Peter Bach, a physician and cancer epidemiologist at Memorial Sloan-Kettering Cancer Center, agreed that a broad-based validation of the proof-of-concept results will be crucial, followed by studies showing the results are reproducible across populations. "And then there is a very important issue, whether or not screening matters — how it affects mortality," he said.

"We've learned the hard way that you can't skip over that step because even in places where a test would help us find many early cancers, it's frequently surprising how ineffective it is at reducing burden from the disease," he said.

"Certainly I would not want to bet either way that this would become standard of care or anything like that until we know a lot more about it."

If the results pan out, though, the PapGene test could become a routine screening test for endometrial and ovarian cancer, both for women with an increased family or genetic risk for the diseases and for older women, Diaz said.
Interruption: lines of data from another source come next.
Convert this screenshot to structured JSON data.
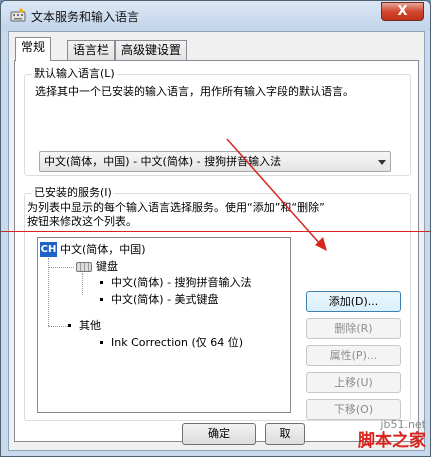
{
  "window": {
    "title": "文本服务和输入语言",
    "close_label": "X"
  },
  "tabs": [
    {
      "label": "常规",
      "active": true
    },
    {
      "label": "语言栏",
      "active": false
    },
    {
      "label": "高级键设置",
      "active": false
    }
  ],
  "default_language": {
    "heading": "默认输入语言(L)",
    "description": "选择其中一个已安装的输入语言，用作所有输入字段的默认语言。",
    "selected": "中文(简体，中国) - 中文(简体) - 搜狗拼音输入法"
  },
  "installed_services": {
    "heading": "已安装的服务(I)",
    "description_line1": "为列表中显示的每个输入语言选择服务。使用“添加”和“删除”",
    "description_line2": "按钮来修改这个列表。",
    "tree": {
      "language_badge": "CH",
      "language": "中文(简体，中国)",
      "keyboard_group": "键盘",
      "keyboards": [
        "中文(简体) - 搜狗拼音输入法",
        "中文(简体) - 美式键盘"
      ],
      "other_group": "其他",
      "others": [
        "Ink Correction (仅 64 位)"
      ]
    },
    "buttons": {
      "add": "添加(D)...",
      "remove": "删除(R)",
      "properties": "属性(P)...",
      "move_up": "上移(U)",
      "move_down": "下移(O)"
    }
  },
  "footer": {
    "ok": "确定",
    "cancel": "取"
  },
  "watermark": {
    "line1": "jb51.net",
    "line2": "脚本之家"
  },
  "colors": {
    "annotation_red": "#d8261e",
    "badge_blue": "#1f63c6"
  }
}
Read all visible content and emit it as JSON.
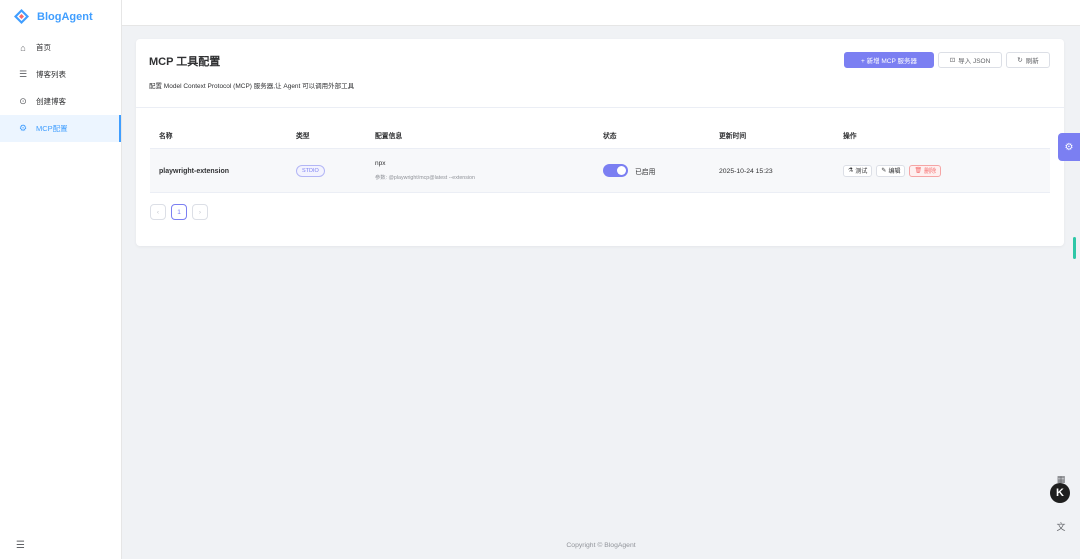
{
  "app": {
    "name": "BlogAgent",
    "brand_color": "#409eff",
    "accent_color": "#7b7ff2"
  },
  "sidebar": {
    "items": [
      {
        "label": "首页",
        "icon": "home-icon"
      },
      {
        "label": "博客列表",
        "icon": "list-icon"
      },
      {
        "label": "创建博客",
        "icon": "plus-circle-icon"
      },
      {
        "label": "MCP配置",
        "icon": "gear-icon",
        "active": true
      }
    ]
  },
  "page": {
    "title": "MCP 工具配置",
    "description": "配置 Model Context Protocol (MCP) 服务器,让 Agent 可以调用外部工具",
    "buttons": {
      "add": "+ 新增 MCP 服务器",
      "import": "导入 JSON",
      "refresh": "刷新"
    }
  },
  "table": {
    "columns": [
      "名称",
      "类型",
      "配置信息",
      "状态",
      "更新时间",
      "操作"
    ],
    "rows": [
      {
        "name": "playwright-extension",
        "type": "STDIO",
        "config_cmd": "npx",
        "config_args": "参数: @playwright/mcp@latest --extension",
        "status": "已启用",
        "enabled": true,
        "updated": "2025-10-24 15:23",
        "actions": {
          "test": "测试",
          "edit": "编辑",
          "delete": "删除"
        }
      }
    ]
  },
  "pagination": {
    "current": "1",
    "prev": "‹",
    "next": "›"
  },
  "footer": {
    "text": "Copyright © BlogAgent"
  }
}
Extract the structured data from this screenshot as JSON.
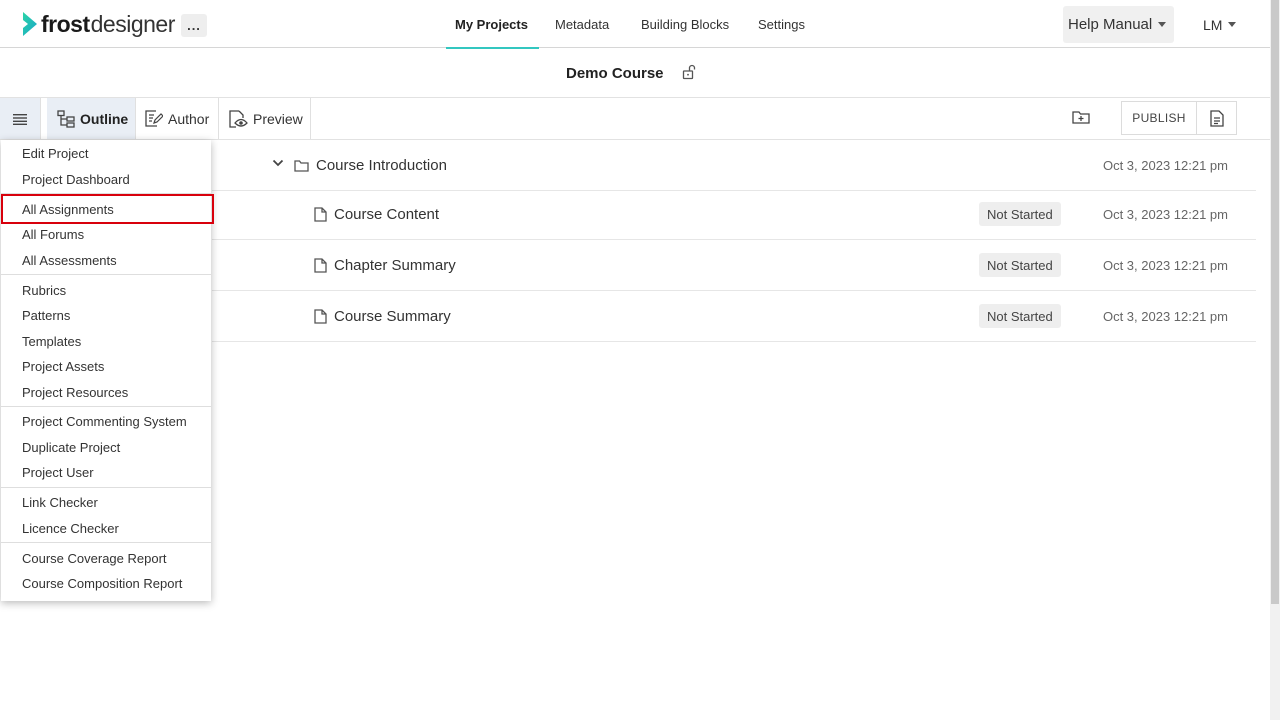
{
  "app": {
    "logo_bold": "frost",
    "logo_regular": "designer",
    "more_label": "...",
    "brand_accent": "#32c7c0"
  },
  "nav": {
    "items": [
      {
        "label": "My Projects",
        "active": true
      },
      {
        "label": "Metadata",
        "active": false
      },
      {
        "label": "Building Blocks",
        "active": false
      },
      {
        "label": "Settings",
        "active": false
      }
    ],
    "help_label": "Help Manual",
    "user_initials": "LM"
  },
  "course": {
    "title": "Demo Course",
    "lock_icon": "unlocked-padlock-icon"
  },
  "toolbar": {
    "tabs": [
      {
        "label": "Outline",
        "icon": "tree-structure-icon",
        "active": true
      },
      {
        "label": "Author",
        "icon": "edit-document-icon",
        "active": false
      },
      {
        "label": "Preview",
        "icon": "preview-eye-icon",
        "active": false
      }
    ],
    "publish_label": "PUBLISH"
  },
  "outline": {
    "rows": [
      {
        "type": "folder",
        "title": "Course Introduction",
        "status": "",
        "date": "Oct 3, 2023 12:21 pm"
      },
      {
        "type": "page",
        "title": "Course Content",
        "status": "Not Started",
        "date": "Oct 3, 2023 12:21 pm"
      },
      {
        "type": "page",
        "title": "Chapter Summary",
        "status": "Not Started",
        "date": "Oct 3, 2023 12:21 pm"
      },
      {
        "type": "page",
        "title": "Course Summary",
        "status": "Not Started",
        "date": "Oct 3, 2023 12:21 pm"
      }
    ]
  },
  "menu": {
    "items": [
      "Edit Project",
      "Project Dashboard",
      "All Assignments",
      "All Forums",
      "All Assessments",
      "Rubrics",
      "Patterns",
      "Templates",
      "Project Assets",
      "Project Resources",
      "Project Commenting System",
      "Duplicate Project",
      "Project User",
      "Link Checker",
      "Licence Checker",
      "Course Coverage Report",
      "Course Composition Report"
    ],
    "highlighted_item": "All Assignments",
    "highlight_color": "#d8000c"
  }
}
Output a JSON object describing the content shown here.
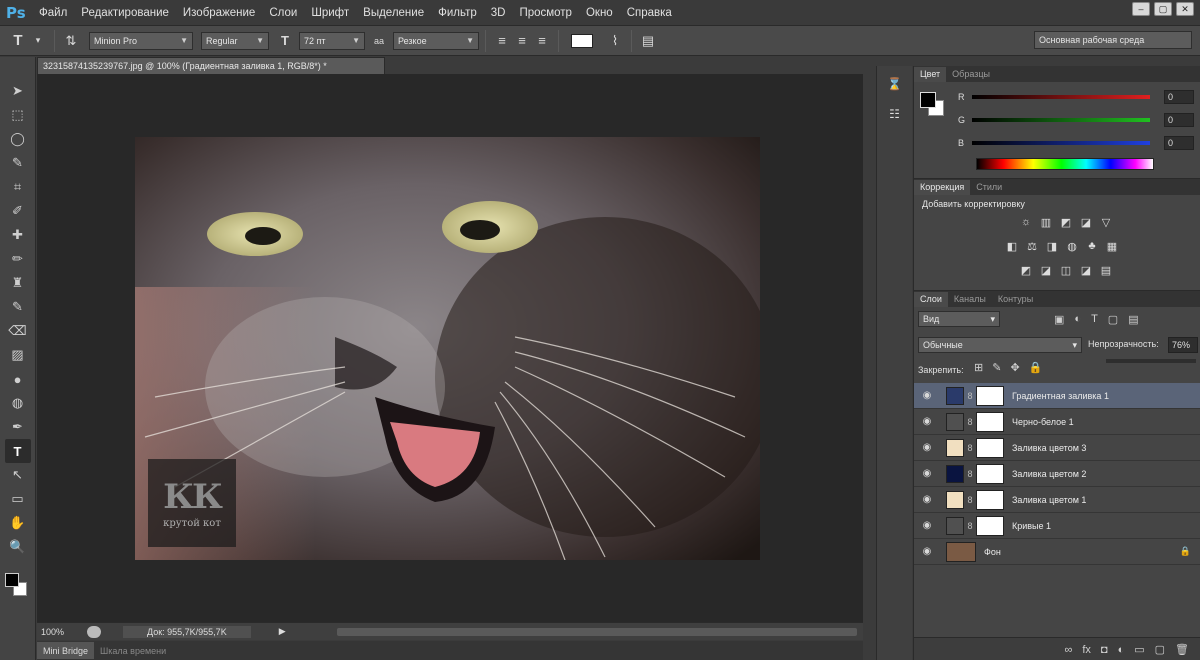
{
  "app": {
    "logo": "Ps"
  },
  "menu": [
    "Файл",
    "Редактирование",
    "Изображение",
    "Слои",
    "Шрифт",
    "Выделение",
    "Фильтр",
    "3D",
    "Просмотр",
    "Окно",
    "Справка"
  ],
  "options": {
    "tool_glyph": "T",
    "font_family": "Minion Pro",
    "font_style": "Regular",
    "font_size": "72 пт",
    "aa_prefix": "aa",
    "antialias": "Резкое",
    "workspace": "Основная рабочая среда"
  },
  "document": {
    "tab_title": "32315874135239767.jpg @ 100% (Градиентная заливка 1, RGB/8*) *",
    "watermark_big": "КК",
    "watermark_small": "крутой кот"
  },
  "status": {
    "zoom": "100%",
    "doc_size": "Док: 955,7K/955,7K",
    "arrow": "▶"
  },
  "bottom_tabs": [
    "Mini Bridge",
    "Шкала времени"
  ],
  "color_panel": {
    "tabs": [
      "Цвет",
      "Образцы"
    ],
    "channels": [
      {
        "label": "R",
        "value": "0",
        "color": "#e02020"
      },
      {
        "label": "G",
        "value": "0",
        "color": "#20c020"
      },
      {
        "label": "B",
        "value": "0",
        "color": "#2040e0"
      }
    ]
  },
  "adjustments": {
    "tabs": [
      "Коррекция",
      "Стили"
    ],
    "title": "Добавить корректировку",
    "row1": [
      "☼",
      "▥",
      "◩",
      "◪",
      "▽"
    ],
    "row2": [
      "◧",
      "⚖",
      "◨",
      "◍",
      "♣",
      "▦"
    ],
    "row3": [
      "◩",
      "◪",
      "◫",
      "◪",
      "▤"
    ]
  },
  "layers_panel": {
    "tabs": [
      "Слои",
      "Каналы",
      "Контуры"
    ],
    "filter": "Вид",
    "blend_mode": "Обычные",
    "opacity_label": "Непрозрачность:",
    "opacity_value": "76%",
    "lock_label": "Закрепить:",
    "layers": [
      {
        "name": "Градиентная заливка 1",
        "thumb": "#2a3a6a",
        "selected": true,
        "eye": "◉",
        "link": "8"
      },
      {
        "name": "Черно-белое 1",
        "thumb": "#505050",
        "selected": false,
        "eye": "◉",
        "link": "8"
      },
      {
        "name": "Заливка цветом 3",
        "thumb": "#f1dfc0",
        "selected": false,
        "eye": "◉",
        "link": "8"
      },
      {
        "name": "Заливка цветом 2",
        "thumb": "#0a1440",
        "selected": false,
        "eye": "◉",
        "link": "8"
      },
      {
        "name": "Заливка цветом 1",
        "thumb": "#f1dfc0",
        "selected": false,
        "eye": "◉",
        "link": "8"
      },
      {
        "name": "Кривые 1",
        "thumb": "#505050",
        "selected": false,
        "eye": "◉",
        "link": "8"
      },
      {
        "name": "Фон",
        "thumb": "#7a5a44",
        "selected": false,
        "eye": "◉",
        "link": ""
      }
    ],
    "footer_icons": [
      "∞",
      "fx",
      "◘",
      "◐",
      "▭",
      "▢",
      "🗑"
    ]
  },
  "tools": [
    "➤",
    "⬚",
    "◯",
    "✎",
    "⌗",
    "✐",
    "✚",
    "✏",
    "♜",
    "✎",
    "⌫",
    "▨",
    "●",
    "◍",
    "✒",
    "T",
    "↖",
    "▭",
    "✋",
    "🔍"
  ]
}
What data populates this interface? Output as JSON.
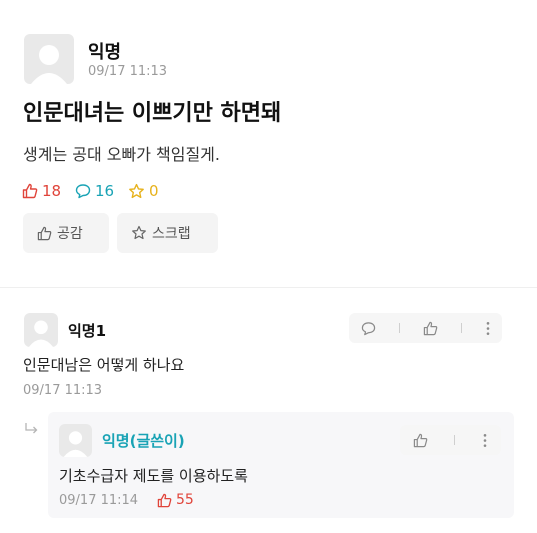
{
  "post": {
    "author": "익명",
    "time": "09/17 11:13",
    "title": "인문대녀는 이쁘기만 하면돼",
    "body": "생계는 공대 오빠가 책임질게.",
    "stats": {
      "likes": "18",
      "comments": "16",
      "scraps": "0"
    },
    "colors": {
      "likes": "#e0443a",
      "comments": "#19a3b5",
      "scraps": "#e7b21c"
    },
    "buttons": {
      "like": "공감",
      "scrap": "스크랩"
    }
  },
  "comments": [
    {
      "author": "익명1",
      "text": "인문대남은 어떻게 하나요",
      "time": "09/17 11:13"
    }
  ],
  "reply": {
    "author": "익명(글쓴이)",
    "author_color": "#19a3b5",
    "text": "기초수급자 제도를 이용하도록",
    "time": "09/17 11:14",
    "likes": "55",
    "likes_color": "#e0443a"
  },
  "icons": [
    "avatar-icon",
    "thumbs-up-icon",
    "speech-bubble-icon",
    "star-icon",
    "more-vertical-icon",
    "reply-arrow-icon"
  ]
}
The cost of the PapGene test today is about the same as that of the human papillomavirus test — about $100 — which is routinely conducted as part of the Pap smear, Diaz said. According to the authors, that cost is expected to drop further with decreased sequencing costs.

Piggy-backing on an existing test seems like a good idea, according to Bach, given current healthcare costs. "We've already got a pretty long list of things we want most individuals to do for disease prevention and screening, so this is very appealing," he said.

He questioned, though, whether the frequency of Pap smears — most women with normal results do not get them every year — would match the frequency needed for an endometrial and ovarian cancer screening test.

Diaz said he and his colleagues have talked to several companies interested in developing the test commercially and "would be interested in talking to any commercial partners that wanted to evolve this technology."

According to the paper, two companies founded by Diaz and colleagues — Inostics and Personal Genome Diagnostics — have licensed several patent applications from Johns Hopkins that are relevant to the test, among them WO2012/142,213, “Safe Sequencing System,” and provisional patent application 61/719,942, “Papanicolaou test for ovarian and endometrial cancers.”